Sometimes fan-fiction allows people to not have to go through character development and other difficult tasks, and simply play with an existing universe, which saves time and sometimes has marvellous results which can expand and increase the value of that universe. That's its highest achievement, and it's not very commonly seen.
Mostly though, fan-fiction is a way of avoiding real writing, with your own characters, and the risks and obstacles involved with that. It's a method of escape from copyright law, and from the shackles of fixed fictional worlds. With fan-fiction, you can make any two already-created characters, from any fictional universe you care to name, fall in love like you believe they were supposed to. Inevitably, this particular ability creates great works of ugliness when combined with teenage writers, the amateurs among them usually interested in about two things in the world - sex and romance, and neither of them are they particularly experienced enough to write about.
Most fan-fiction, I think it's fair to say, is not up to the standards of published writing. Like any publicly available information, it often lacks the refining influence of editors and the professional attention of critics.

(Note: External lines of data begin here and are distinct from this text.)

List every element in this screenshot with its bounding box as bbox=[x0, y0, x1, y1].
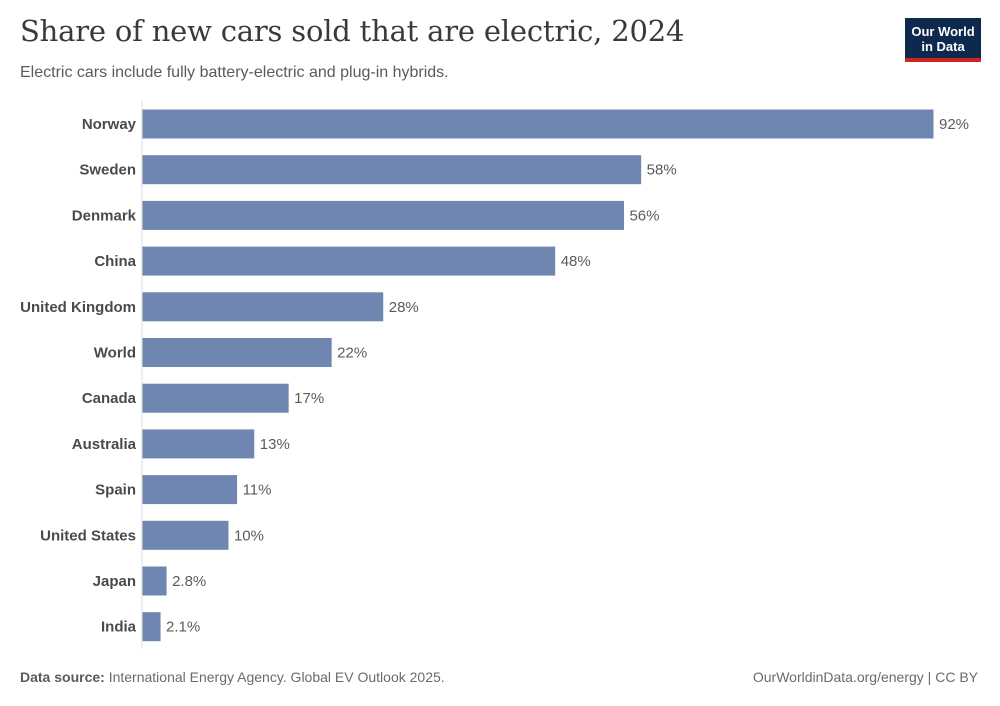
value-label: 28% bbox=[389, 299, 419, 316]
value-label: 10% bbox=[234, 527, 264, 544]
value-label: 13% bbox=[260, 436, 290, 453]
bar-chart: Norway 92% Sweden 58% Denmark 56% China 48% Unit… bbox=[20, 101, 969, 649]
value-label: 2.8% bbox=[172, 573, 206, 590]
bar[interactable] bbox=[142, 566, 167, 596]
logo-line-1: Our World bbox=[911, 24, 975, 39]
chart-title: Share of new cars sold that are electric… bbox=[20, 14, 685, 48]
category-label: World bbox=[94, 345, 136, 362]
bar[interactable] bbox=[142, 338, 332, 367]
category-label: Spain bbox=[95, 482, 136, 499]
category-label: Canada bbox=[82, 390, 137, 407]
bar[interactable] bbox=[142, 155, 642, 185]
value-label: 2.1% bbox=[166, 619, 200, 636]
data-source-text[interactable]: International Energy Agency. Global EV O… bbox=[108, 669, 445, 685]
category-label: Denmark bbox=[72, 207, 137, 224]
value-label: 92% bbox=[939, 116, 969, 133]
bar[interactable] bbox=[142, 246, 556, 276]
data-source-label: Data source: bbox=[20, 669, 105, 685]
bar[interactable] bbox=[142, 200, 624, 230]
bar[interactable] bbox=[142, 292, 384, 322]
bar[interactable] bbox=[142, 429, 255, 459]
category-label: United Kingdom bbox=[20, 299, 136, 316]
value-label: 56% bbox=[629, 207, 659, 224]
value-label: 58% bbox=[647, 162, 677, 179]
bar[interactable] bbox=[142, 383, 289, 413]
value-label: 11% bbox=[243, 482, 272, 499]
category-label: India bbox=[101, 619, 137, 636]
bar[interactable] bbox=[142, 612, 161, 642]
owid-logo[interactable]: Our World in Data bbox=[905, 18, 981, 62]
category-label: Australia bbox=[72, 436, 137, 453]
data-source: Data source: International Energy Agency… bbox=[20, 669, 445, 685]
logo-line-2: in Data bbox=[921, 39, 965, 54]
value-label: 17% bbox=[294, 390, 324, 407]
category-label: Sweden bbox=[79, 162, 136, 179]
chart-subtitle: Electric cars include fully battery-elec… bbox=[20, 64, 449, 81]
category-label: Norway bbox=[82, 116, 137, 133]
category-label: United States bbox=[40, 527, 136, 544]
category-label: Japan bbox=[93, 573, 136, 590]
bar[interactable] bbox=[142, 520, 229, 550]
value-label: 22% bbox=[337, 345, 367, 362]
bar[interactable] bbox=[142, 475, 238, 505]
credit-link[interactable]: OurWorldinData.org/energy | CC BY bbox=[752, 669, 978, 685]
category-label: China bbox=[94, 253, 136, 270]
bar[interactable] bbox=[142, 109, 934, 139]
value-label: 48% bbox=[561, 253, 591, 270]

However, it gives freedoms that people didn't have before with written material. It allows for expression in old avenues, in new ways. Like with anything, between the best and worst you can see of it lies the average, and I think that more methods of expression are usually a good thing for personal liberty. Maybe writing a fan-fiction has saved a teenager's life, more than once. Or reading one. And that, I think, is laudable enough to pay the rest as interest.